Fee waivers are another option. If you can't find an online bank, small bank, or credit union that meets your needs, you might be just fine with a big bank. Most banks waive monthly fees (making it a free account) if you meet certain criteria. You can often qualify simply by having your wages direct-deposited to your account. Other waivers might be available if you keep a large balance in your account or use other products from that bank (getting a mortgage or keeping a large balance in a savings account might do the trick).

Free Checking Features

To make sure you get a good deal on a free checking account, Look around for a free checking offer that has the following:

  • No Low Balance Fees
  • Free ATM and/or Debit Card
  • No charge for ACH and Direct Deposit transactions
  • Free online access to your account
  • Unlimited monthly check writing
  • No minimum check writing amount

Bonus Features

For the best in free checking, see if you can find free checking that also offers:

  • At least one free book of checks (or free checks for life)
  • Free online bill pay
  • Overdraft protection plans (watch out for the costs, and opt-out if need be)
  • No charge to use ATMs outside the ATM network
  • Reimbursement of ATM fees charged to you by another ATM

Free Checking Drawbacks

It is important to know what you are not getting when you use a free checking account. Free checking typically doesn’t pay interest on your money (except for a few online accounts). This is not unique to free checking—most checking accounts don’t pay much. However, you can link your account to a higher yielding vehicle like an internet bank account and earn interest on the cash you’re not using.

It's also possible to find free checking accounts that pay interest. Reward checking accounts pay more than most savings accounts, but your earnings are limited and you have to jump through a lot of hoops.

Another service you might miss is the ability to view your checks after they’ve been paid. Some people like to see a copy of the actual check and the payee’s signature. Free checking usually doesn’t offer this, although a few free checking accounts put images online. My opinion is that you don’t need it, especially for personal accounts. There are plenty of ways to track payments — and you can always order a copy from a free checking account if there’s a particular check you want to track.

Finally, you’re giving up perks like free Stop Payments and Cancelled Check Return when you use free checking. Because I rarely use these services, I do not think you are missing much. However, if your situation is different you may want to shop around.
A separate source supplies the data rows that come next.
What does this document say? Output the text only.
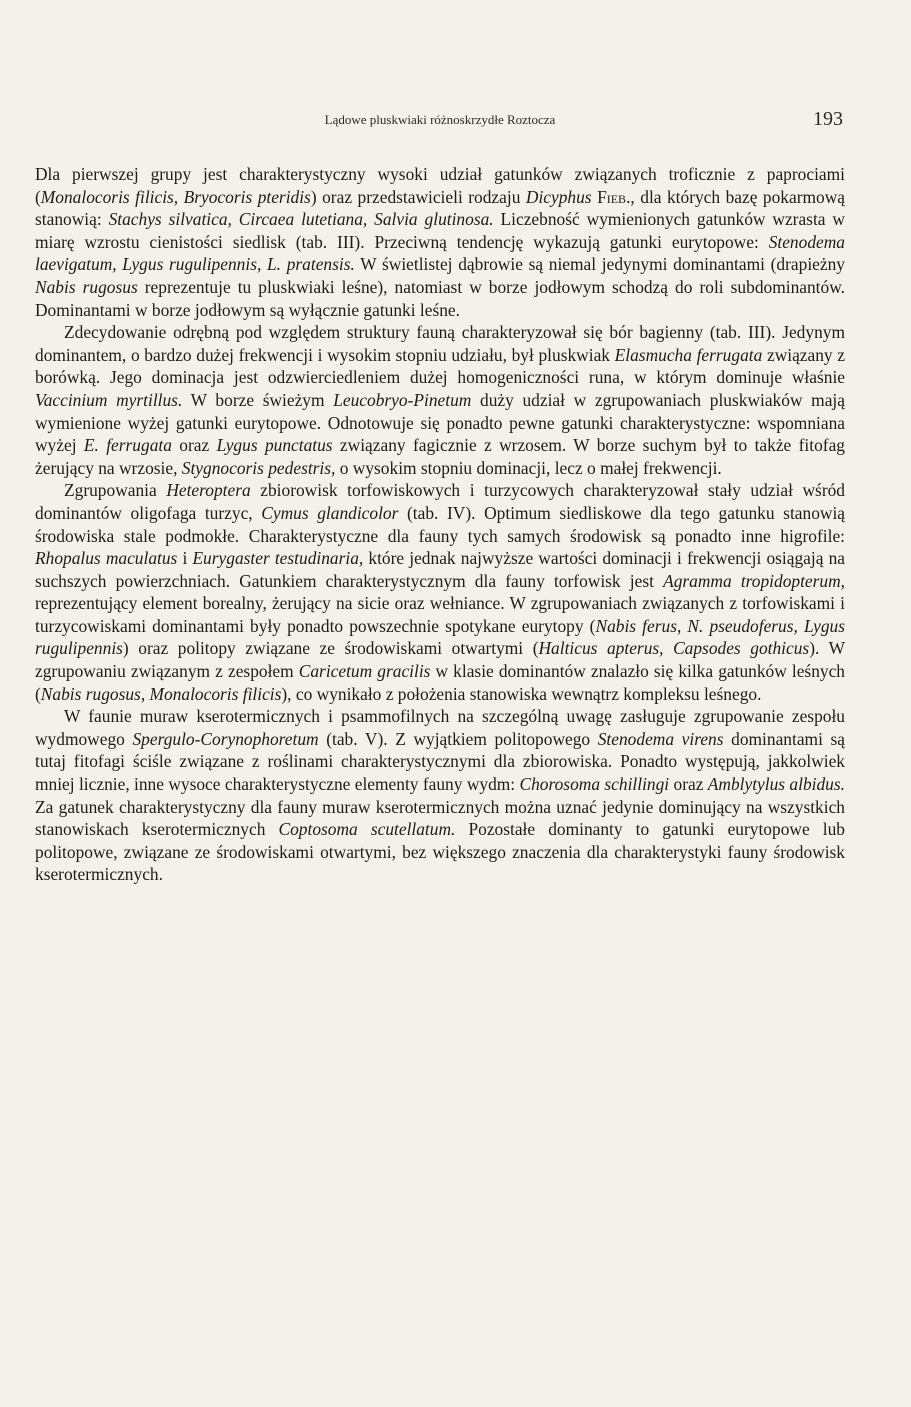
Lądowe pluskwiaki różnoskrzydłe Roztocza	193

Dla pierwszej grupy jest charakterystyczny wysoki udział gatunków związanych troficznie z paprociami (Monalocoris filicis, Bryocoris pteridis) oraz przedstawicieli rodzaju Dicyphus Fieb., dla których bazę pokarmową stanowią: Stachys silvatica, Circaea lutetiana, Salvia glutinosa. Liczebność wymienionych gatunków wzrasta w miarę wzrostu cienistości siedlisk (tab. III). Przeciwną tendencję wykazują gatunki eurytopowe: Stenodema laevigatum, Lygus rugulipennis, L. pratensis. W świetlistej dąbrowie są niemal jedynymi dominantami (drapieżny Nabis rugosus reprezentuje tu pluskwiaki leśne), natomiast w borze jodłowym schodzą do roli subdominantów. Dominantami w borze jodłowym są wyłącznie gatunki leśne.

Zdecydowanie odrębną pod względem struktury fauną charakteryzował się bór bagienny (tab. III). Jedynym dominantem, o bardzo dużej frekwencji i wysokim stopniu udziału, był pluskwiak Elasmucha ferrugata związany z borówką. Jego dominacja jest odzwierciedleniem dużej homogeniczności runa, w którym dominuje właśnie Vaccinium myrtillus. W borze świeżym Leucobryo-Pinetum duży udział w zgrupowaniach pluskwiaków mają wymienione wyżej gatunki eurytopowe. Odnotowuje się ponadto pewne gatunki charakterystyczne: wspomniana wyżej E. ferrugata oraz Lygus punctatus związany fagicznie z wrzosem. W borze suchym był to także fitofag żerujący na wrzosie, Stygnocoris pedestris, o wysokim stopniu dominacji, lecz o małej frekwencji.

Zgrupowania Heteroptera zbiorowisk torfowiskowych i turzycowych charakteryzował stały udział wśród dominantów oligofaga turzyc, Cymus glandicolor (tab. IV). Optimum siedliskowe dla tego gatunku stanowią środowiska stale podmokłe. Charakterystyczne dla fauny tych samych środowisk są ponadto inne higrofile: Rhopalus maculatus i Eurygaster testudinaria, które jednak najwyższe wartości dominacji i frekwencji osiągają na suchszych powierzchniach. Gatunkiem charakterystycznym dla fauny torfowisk jest Agramma tropidopterum, reprezentujący element borealny, żerujący na sicie oraz wełniance. W zgrupowaniach związanych z torfowiskami i turzycowiskami dominantami były ponadto powszechnie spotykane eurytopy (Nabis ferus, N. pseudoferus, Lygus rugulipennis) oraz politopy związane ze środowiskami otwartymi (Halticus apterus, Capsodes gothicus). W zgrupowaniu związanym z zespołem Caricetum gracilis w klasie dominantów znalazło się kilka gatunków leśnych (Nabis rugosus, Monalocoris filicis), co wynikało z położenia stanowiska wewnątrz kompleksu leśnego.

W faunie muraw kserotermicznych i psammofilnych na szczególną uwagę zasługuje zgrupowanie zespołu wydmowego Spergulo-Corynophoretum (tab. V). Z wyjątkiem politopowego Stenodema virens dominantami są tutaj fitofagi ściśle związane z roślinami charakterystycznymi dla zbiorowiska. Ponadto występują, jakkolwiek mniej licznie, inne wysoce charakterystyczne elementy fauny wydm: Chorosoma schillingi oraz Amblytylus albidus. Za gatunek charakterystyczny dla fauny muraw kserotermicznych można uznać jedynie dominujący na wszystkich stanowiskach kserotermicznych Coptosoma scutellatum. Pozostałe dominanty to gatunki eurytopowe lub politopowe, związane ze środowiskami otwartymi, bez większego znaczenia dla charakterystyki fauny środowisk kserotermicznych.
If you keep a relatively small balance in your checking account, the free checking accounts will probably cost less than an account with premium services. If you ever need to use those services, just pay the small fee in the free checking account.

What if you want to use your account for business purposes? It's best to open an account in the name of your business, but free accounts are harder to find. Again, small institutions are a good place to look, and you can review our page on free business checking for some suggestions.

Why Banks Offer Free Checking

Banks offer free checking as a way to drum up new business. If you go to a branch and ask to open a free checking account, they will be glad to help you. However, they will also try to capture other assets and business from you.

Free checking accounts get customers in the door. Therefore, you shouldn’t be surprised if you get a friendly sales pitch while you’re opening your free checking account.